Les chercheurs proposent LDT-Coord, un cadre de coordination en réseau pour des équipes d'agents incarnés alimentés par des modèles de langage larges (LLM) hétérogènes. Le système utilise un serveur de jumeau numérique léger pour découpler la coordination du raisonnement en langage naturel, adressant ainsi les coûts de communication élevés et les délais d'action inhérents aux méthodes de dialogue multi-tours existantes.
- Les agents rapportent leurs actions intentionnées et des contraintes temporelles structurées au serveur DT au lieu de s'engager dans une négociation itérative.
- Un orchestrateur basé sur des règles, sans entraînement, résout les conflits inter-agents concernant les ressources partagées.

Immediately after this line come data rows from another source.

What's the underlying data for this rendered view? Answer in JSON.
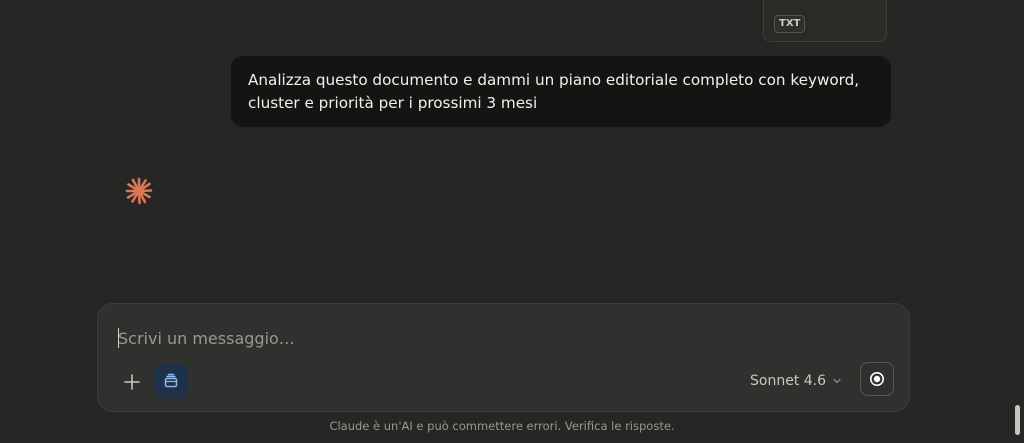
{
  "attachment": {
    "file_type": "TXT"
  },
  "conversation": {
    "user_message": "Analizza questo documento e dammi un piano editoriale completo con keyword, cluster e priorità per i prossimi 3 mesi",
    "assistant_icon": "claude-spark-icon"
  },
  "composer": {
    "placeholder": "Scrivi un messaggio…",
    "value": "",
    "add_icon": "plus-icon",
    "project_icon": "project-box-icon",
    "model_label": "Sonnet 4.6",
    "model_chevron_icon": "chevron-down-icon",
    "voice_icon": "voice-mode-icon"
  },
  "footer": {
    "disclaimer": "Claude è un'AI e può commettere errori. Verifica le risposte."
  },
  "colors": {
    "background": "#262624",
    "user_bubble": "#141413",
    "composer": "#30302e",
    "accent": "#d97757",
    "project_button": "#1e3148"
  }
}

- Le contrôle du rapport des agents est formulé comme un processus décisionnel markovien partiellement observable avec contraintes (C-POMDP) et résolu à l'aide de l'algorithme PPO-Lagrangian.

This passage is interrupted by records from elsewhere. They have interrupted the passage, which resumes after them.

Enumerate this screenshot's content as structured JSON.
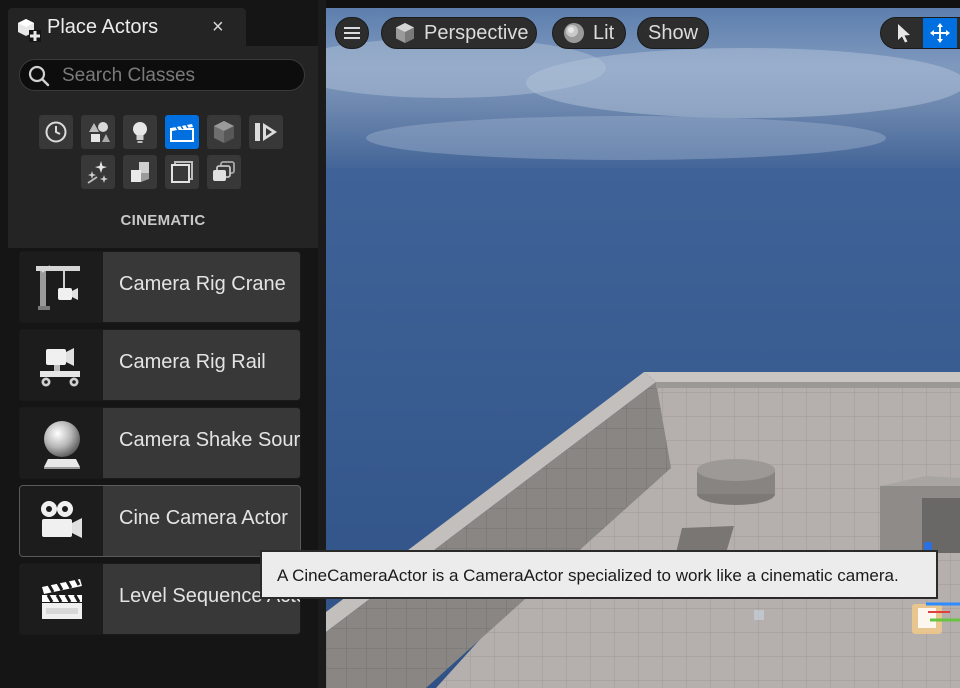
{
  "panel": {
    "title": "Place Actors",
    "close_glyph": "×",
    "search": {
      "placeholder": "Search Classes",
      "value": ""
    },
    "categories": [
      {
        "name": "recent-icon",
        "active": false
      },
      {
        "name": "basic-shapes-icon",
        "active": false
      },
      {
        "name": "lights-icon",
        "active": false
      },
      {
        "name": "cinematic-icon",
        "active": true
      },
      {
        "name": "visual-effects-cube-icon",
        "active": false
      },
      {
        "name": "media-play-icon",
        "active": false
      },
      {
        "name": "sparkles-icon",
        "active": false
      },
      {
        "name": "geometry-icon",
        "active": false
      },
      {
        "name": "volumes-icon",
        "active": false
      },
      {
        "name": "all-classes-icon",
        "active": false
      }
    ],
    "section_label": "CINEMATIC",
    "items": [
      {
        "label": "Camera Rig Crane",
        "icon": "camera-rig-crane-icon"
      },
      {
        "label": "Camera Rig Rail",
        "icon": "camera-rig-rail-icon"
      },
      {
        "label": "Camera Shake Source",
        "icon": "camera-shake-source-icon"
      },
      {
        "label": "Cine Camera Actor",
        "icon": "cine-camera-icon"
      },
      {
        "label": "Level Sequence Actor",
        "icon": "clapperboard-icon"
      }
    ]
  },
  "viewport": {
    "view_mode": "Perspective",
    "lighting": "Lit",
    "show": "Show",
    "colors": {
      "sky": "#3d5f95",
      "floor": "#b3aeab",
      "wall": "#8f8b88",
      "accent": "#0070e0"
    }
  },
  "tooltip": {
    "text": "A CineCameraActor is a CameraActor specialized to work like a cinematic camera."
  }
}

- Les résultats de simulation montrent des taux de réussite aux tâches comparables aux méthodes conventionnelles tout en réduisant la surcharge de communication de plus de 70 fois.
Le cadre maintient sa robustesse face à l'hétérogénéité des LLM, offrant un mécanisme de coordination fiable pour les déploiements d'IA physique dans des environnements avec des ressources réseau limitées.